Ambas seriam julgadas em 27 de março deste ano, mas, dois dias depois de agendar a data, Toffoli voltou atrás e retirou os casos da pauta do plenário. Questionado pelo Valor, o STF não explicou a razão do recuo.

Também aguarda desfecho uma Ação Direta de Inconstitucionalidade (ADI) protocolada 12 anos atrás contra o "abono de permanência" (5% ao ano) a magistrados estaduais do Rio que já estejam exercendo o serviço há mais de três décadas. O processo passou por sete presidentes do Supremo - incluindo o próprio relator, ministro Gilmar Mendes - sem ser priorizado. A votação só foi começar no último dia 9, com voto de Gilmar pela ilegalidade do benefício. Mas ele foi o único a se manifestar: em seguida, o ministro Alexandre de Moraes pediu vista dos autos, isto é, mais tempo para analisar o caso. Não há prazo para que ele devolva seu voto.

O auxílio destinado a juízes do Tribunal de Justiça do Rio para arcar com despesas educacionais de seus filhos é alvo de outra ação que tramita no Supremo.
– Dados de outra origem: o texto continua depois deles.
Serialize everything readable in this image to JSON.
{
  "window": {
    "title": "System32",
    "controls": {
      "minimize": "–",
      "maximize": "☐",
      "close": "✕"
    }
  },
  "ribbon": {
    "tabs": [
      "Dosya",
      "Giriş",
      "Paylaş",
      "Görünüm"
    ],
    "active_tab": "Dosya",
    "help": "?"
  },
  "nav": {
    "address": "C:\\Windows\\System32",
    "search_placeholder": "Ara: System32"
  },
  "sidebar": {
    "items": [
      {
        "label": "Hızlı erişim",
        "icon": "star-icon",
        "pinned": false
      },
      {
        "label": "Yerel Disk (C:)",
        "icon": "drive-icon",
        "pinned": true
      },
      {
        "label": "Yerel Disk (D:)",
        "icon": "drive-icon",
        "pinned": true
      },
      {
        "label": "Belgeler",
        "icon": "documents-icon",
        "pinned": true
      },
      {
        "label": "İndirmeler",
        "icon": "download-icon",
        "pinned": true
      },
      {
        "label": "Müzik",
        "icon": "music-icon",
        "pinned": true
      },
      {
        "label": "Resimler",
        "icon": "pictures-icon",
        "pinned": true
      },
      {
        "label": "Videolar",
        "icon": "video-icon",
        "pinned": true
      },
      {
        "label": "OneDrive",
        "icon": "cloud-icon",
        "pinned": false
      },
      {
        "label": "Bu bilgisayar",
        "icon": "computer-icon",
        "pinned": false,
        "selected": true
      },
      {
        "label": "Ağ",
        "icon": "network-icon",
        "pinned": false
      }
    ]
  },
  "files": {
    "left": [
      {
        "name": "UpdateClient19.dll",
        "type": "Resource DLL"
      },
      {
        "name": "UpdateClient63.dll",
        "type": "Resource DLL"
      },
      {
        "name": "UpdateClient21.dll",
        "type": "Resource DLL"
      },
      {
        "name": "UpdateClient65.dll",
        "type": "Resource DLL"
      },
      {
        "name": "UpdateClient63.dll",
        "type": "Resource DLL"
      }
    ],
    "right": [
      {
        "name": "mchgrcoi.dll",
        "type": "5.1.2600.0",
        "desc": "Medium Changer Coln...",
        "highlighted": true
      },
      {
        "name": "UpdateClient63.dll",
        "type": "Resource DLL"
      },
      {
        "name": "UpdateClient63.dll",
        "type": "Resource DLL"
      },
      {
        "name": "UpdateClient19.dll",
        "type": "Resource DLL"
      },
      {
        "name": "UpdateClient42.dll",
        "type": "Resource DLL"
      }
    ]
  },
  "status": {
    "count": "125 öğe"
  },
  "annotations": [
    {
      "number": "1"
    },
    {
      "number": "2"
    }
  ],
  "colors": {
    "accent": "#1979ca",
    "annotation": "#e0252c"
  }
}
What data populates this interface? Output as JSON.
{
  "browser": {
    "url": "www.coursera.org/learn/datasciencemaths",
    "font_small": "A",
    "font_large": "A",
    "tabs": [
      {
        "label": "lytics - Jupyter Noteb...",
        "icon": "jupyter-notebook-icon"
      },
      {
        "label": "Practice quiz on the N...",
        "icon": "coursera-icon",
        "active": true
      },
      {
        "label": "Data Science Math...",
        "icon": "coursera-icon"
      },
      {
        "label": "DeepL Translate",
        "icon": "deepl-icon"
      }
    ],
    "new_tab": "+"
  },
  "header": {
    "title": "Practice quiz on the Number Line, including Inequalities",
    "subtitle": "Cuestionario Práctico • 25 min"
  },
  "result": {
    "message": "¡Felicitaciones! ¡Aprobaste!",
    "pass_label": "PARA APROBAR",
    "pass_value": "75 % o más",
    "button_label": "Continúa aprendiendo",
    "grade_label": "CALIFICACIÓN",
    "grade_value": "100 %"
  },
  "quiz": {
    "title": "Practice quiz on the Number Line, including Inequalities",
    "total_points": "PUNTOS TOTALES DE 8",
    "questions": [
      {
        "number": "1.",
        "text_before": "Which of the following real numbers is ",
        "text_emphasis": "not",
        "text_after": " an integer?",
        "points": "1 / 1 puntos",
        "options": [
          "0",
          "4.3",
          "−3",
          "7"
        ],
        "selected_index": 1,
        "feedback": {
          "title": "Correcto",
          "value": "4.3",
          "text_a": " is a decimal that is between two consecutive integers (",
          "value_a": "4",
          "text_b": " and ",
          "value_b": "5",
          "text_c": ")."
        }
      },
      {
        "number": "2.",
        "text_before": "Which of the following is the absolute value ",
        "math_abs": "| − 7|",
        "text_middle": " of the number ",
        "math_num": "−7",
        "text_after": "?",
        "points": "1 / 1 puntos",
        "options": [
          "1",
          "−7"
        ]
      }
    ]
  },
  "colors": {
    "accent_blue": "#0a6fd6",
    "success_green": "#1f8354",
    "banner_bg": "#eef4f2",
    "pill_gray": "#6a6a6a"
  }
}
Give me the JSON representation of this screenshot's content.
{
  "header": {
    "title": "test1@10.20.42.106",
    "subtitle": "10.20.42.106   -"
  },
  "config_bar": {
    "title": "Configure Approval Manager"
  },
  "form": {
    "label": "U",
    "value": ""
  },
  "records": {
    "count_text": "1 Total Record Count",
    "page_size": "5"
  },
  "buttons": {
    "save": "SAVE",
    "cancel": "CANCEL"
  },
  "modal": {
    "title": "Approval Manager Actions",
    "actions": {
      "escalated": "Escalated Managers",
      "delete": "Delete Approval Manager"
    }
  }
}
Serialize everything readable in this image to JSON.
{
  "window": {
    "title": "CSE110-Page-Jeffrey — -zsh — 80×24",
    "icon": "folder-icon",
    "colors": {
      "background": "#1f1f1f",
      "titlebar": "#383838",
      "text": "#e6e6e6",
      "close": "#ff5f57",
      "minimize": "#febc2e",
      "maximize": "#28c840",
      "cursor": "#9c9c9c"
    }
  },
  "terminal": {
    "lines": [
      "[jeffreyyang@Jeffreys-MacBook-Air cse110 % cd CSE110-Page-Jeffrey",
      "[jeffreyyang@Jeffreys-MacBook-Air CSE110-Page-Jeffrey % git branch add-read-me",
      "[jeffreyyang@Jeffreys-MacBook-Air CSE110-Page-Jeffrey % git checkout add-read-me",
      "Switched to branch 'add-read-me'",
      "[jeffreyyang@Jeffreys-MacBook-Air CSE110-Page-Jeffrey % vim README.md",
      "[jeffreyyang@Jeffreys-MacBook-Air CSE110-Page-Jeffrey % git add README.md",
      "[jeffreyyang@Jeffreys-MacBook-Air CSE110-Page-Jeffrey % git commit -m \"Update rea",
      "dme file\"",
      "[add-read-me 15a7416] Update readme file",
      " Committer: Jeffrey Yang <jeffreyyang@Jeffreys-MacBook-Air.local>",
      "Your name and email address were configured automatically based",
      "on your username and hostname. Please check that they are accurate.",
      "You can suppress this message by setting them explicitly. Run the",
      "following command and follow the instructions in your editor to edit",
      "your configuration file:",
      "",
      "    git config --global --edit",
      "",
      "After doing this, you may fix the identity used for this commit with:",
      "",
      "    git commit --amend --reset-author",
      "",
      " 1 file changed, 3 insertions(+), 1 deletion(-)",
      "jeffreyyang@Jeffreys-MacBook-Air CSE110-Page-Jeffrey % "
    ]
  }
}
Os autos estão desde novembro com a PGR, que foi intimada a se manifestar sobre o caso, mas ainda não o fez.

Apesar da demora, a tendência que se observa no STF é de que os "penduricalhos" sejam derrubados. Em casos análogos já julgados pela Corte, prevaleceu entre os ministros o entendimento de que tais gratificações não têm natureza indenizatória e, portanto, não podem ser adicionadas à remuneração.

O Supremo suspendeu recentemente um adicional inusitado: no Acre, juízes e desembargadores tinham direito a um extra de 40% somente pelo fato de terem curso superior. Também foi anulado, por unanimidade, o pagamento de uma gratificação a desembargadores do Maranhão que, a depender do cargo que ocupavam (presidente, vice-presidente ou corregedor-geral), poderiam receber até 40% a mais por mês.

Foco de diversos protestos por parte da sociedade civil, o auxílio-moradia, que estava válido desde 2014, foi revogado em novembro pelo ministro Luiz Fux, que cassou as liminares que ele próprio havia concedido para liberar o pagamento.

Com o recuo, costurado com o então presidente Michel Temer em troca da sanção do reajuste, o Conselho Nacional de Justiça (CNJ) recriou o benefício, impondo regras mais rígidas. Agora, os integrantes do Judiciário vão ter que atender a uma série de requisitos - por exemplo, não estar lotado em sua comarca original e não possuir casa própria - para ter direito ao bônus. O magistrado também terá que apresentar recibo do pagamento de aluguel e o ressarcimento será de, no máximo, R$ 4,3 mil.